It is usually of interest to assess the importance of the main effects in the model. Type 1 and Type 3 analyses generate statistical tests for the significance of these effects. You can request these analyses with the TYPE1 and TYPE3 options in the MODEL statement, as follows:
proc genmod data=insure; class car age; model c = car age / dist = poisson link = log offset = ln type1 type3; run;
The results of these analyses are summarized in the figures that follow.
Figure 42.5: Type 1 Analysis
LR Statistics For Type 1 Analysis | ||||
---|---|---|---|---|
Source | Deviance | DF | Chi-Square | Pr > ChiSq |
Intercept | 175.1536 | |||
car | 107.4620 | 2 | 67.69 | <.0001 |
age | 2.8207 | 1 | 104.64 | <.0001 |
In the table for Type 1 analysis displayed in Figure 42.5, each entry in the deviance column represents the deviance for the model containing the effect for that row and all effects
preceding it in the table. For example, the deviance corresponding to car
in the table is the deviance of the model containing an intercept and car
. As more terms are included in the model, the deviance decreases.
Entries in the chi-square column are likelihood ratio statistics for testing the significance of the effect added to the model
containing all the preceding effects. The chi-square value of 67.69 for car
represents twice the difference in log likelihoods between fitting a model with only an intercept term and a model with an
intercept and car
. Since the scale parameter is set to 1 in this analysis, this is equal to the difference in deviances. Since two additional
parameters are involved, this statistic can be compared with a chi-square distribution with two degrees of freedom. The resulting
p-value (labeled Pr>Chi) of less than 0.0001 indicates that this variable is highly significant. Similarly, the chi-square
value of 104.64 for age
represents the difference in log likelihoods between the model with the intercept and car
and the model with the intercept, car
, and age
. This effect is also highly significant, as indicated by the small p-value.

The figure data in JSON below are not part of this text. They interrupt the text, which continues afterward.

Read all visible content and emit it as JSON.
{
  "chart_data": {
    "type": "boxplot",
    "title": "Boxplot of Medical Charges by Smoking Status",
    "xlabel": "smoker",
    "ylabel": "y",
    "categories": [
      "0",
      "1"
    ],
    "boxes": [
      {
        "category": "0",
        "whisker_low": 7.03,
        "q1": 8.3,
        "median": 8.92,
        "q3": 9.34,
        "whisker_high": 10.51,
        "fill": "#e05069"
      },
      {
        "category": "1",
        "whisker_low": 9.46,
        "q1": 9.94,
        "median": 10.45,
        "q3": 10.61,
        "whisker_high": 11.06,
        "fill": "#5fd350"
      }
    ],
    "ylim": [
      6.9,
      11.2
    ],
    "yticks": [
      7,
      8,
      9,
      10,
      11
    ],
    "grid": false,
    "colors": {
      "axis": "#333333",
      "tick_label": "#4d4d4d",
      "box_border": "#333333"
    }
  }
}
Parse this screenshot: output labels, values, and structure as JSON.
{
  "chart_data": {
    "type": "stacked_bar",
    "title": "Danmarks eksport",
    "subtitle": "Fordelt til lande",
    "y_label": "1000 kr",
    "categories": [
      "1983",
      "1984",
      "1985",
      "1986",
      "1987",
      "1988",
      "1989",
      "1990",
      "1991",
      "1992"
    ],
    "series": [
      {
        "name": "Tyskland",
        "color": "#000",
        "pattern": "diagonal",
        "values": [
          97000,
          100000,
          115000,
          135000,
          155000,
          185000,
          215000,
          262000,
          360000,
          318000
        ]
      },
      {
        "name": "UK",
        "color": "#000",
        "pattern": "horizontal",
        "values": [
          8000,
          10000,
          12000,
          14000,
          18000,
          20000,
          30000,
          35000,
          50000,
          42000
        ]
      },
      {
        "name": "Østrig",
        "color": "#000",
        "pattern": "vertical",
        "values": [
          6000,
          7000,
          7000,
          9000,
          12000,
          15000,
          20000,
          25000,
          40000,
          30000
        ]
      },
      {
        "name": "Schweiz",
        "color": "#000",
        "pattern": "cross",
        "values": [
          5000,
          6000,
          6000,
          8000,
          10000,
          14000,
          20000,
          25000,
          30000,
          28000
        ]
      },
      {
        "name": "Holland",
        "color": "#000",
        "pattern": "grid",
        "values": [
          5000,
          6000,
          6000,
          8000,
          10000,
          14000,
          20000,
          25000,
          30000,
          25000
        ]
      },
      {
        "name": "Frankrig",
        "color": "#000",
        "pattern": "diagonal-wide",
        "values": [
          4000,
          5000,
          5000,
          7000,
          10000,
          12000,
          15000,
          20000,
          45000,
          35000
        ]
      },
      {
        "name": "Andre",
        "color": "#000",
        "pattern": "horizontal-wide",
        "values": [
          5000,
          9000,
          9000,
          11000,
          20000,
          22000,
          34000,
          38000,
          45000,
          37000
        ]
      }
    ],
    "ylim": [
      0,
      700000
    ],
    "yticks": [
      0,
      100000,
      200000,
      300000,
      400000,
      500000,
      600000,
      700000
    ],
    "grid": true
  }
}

Figure 42.6: Type 3 Analysis
LR Statistics For Type 3 Analysis | |||
---|---|---|---|
Source | DF | Chi-Square | Pr > ChiSq |
car | 2 | 72.82 | <.0001 |
age | 1 | 104.64 | <.0001 |
The Type 3 analysis results in the same conclusions as the Type 1 analysis. The Type 3 chi-square value for the car
variable, for example, is twice the difference between the log likelihood for the model with the variables Intercept
, car
, and age
included and the log likelihood for the model with the car
variable excluded. The hypothesis tested in this case is the significance of the variable car
given that the variable age
is in the model. In other words, it tests the additional contribution of car
in the model.
The values of the Type 3 likelihood ratio statistics for the car
and age
variables indicate that both of these factors are highly significant in determining the claims performance of the insurance
policyholders.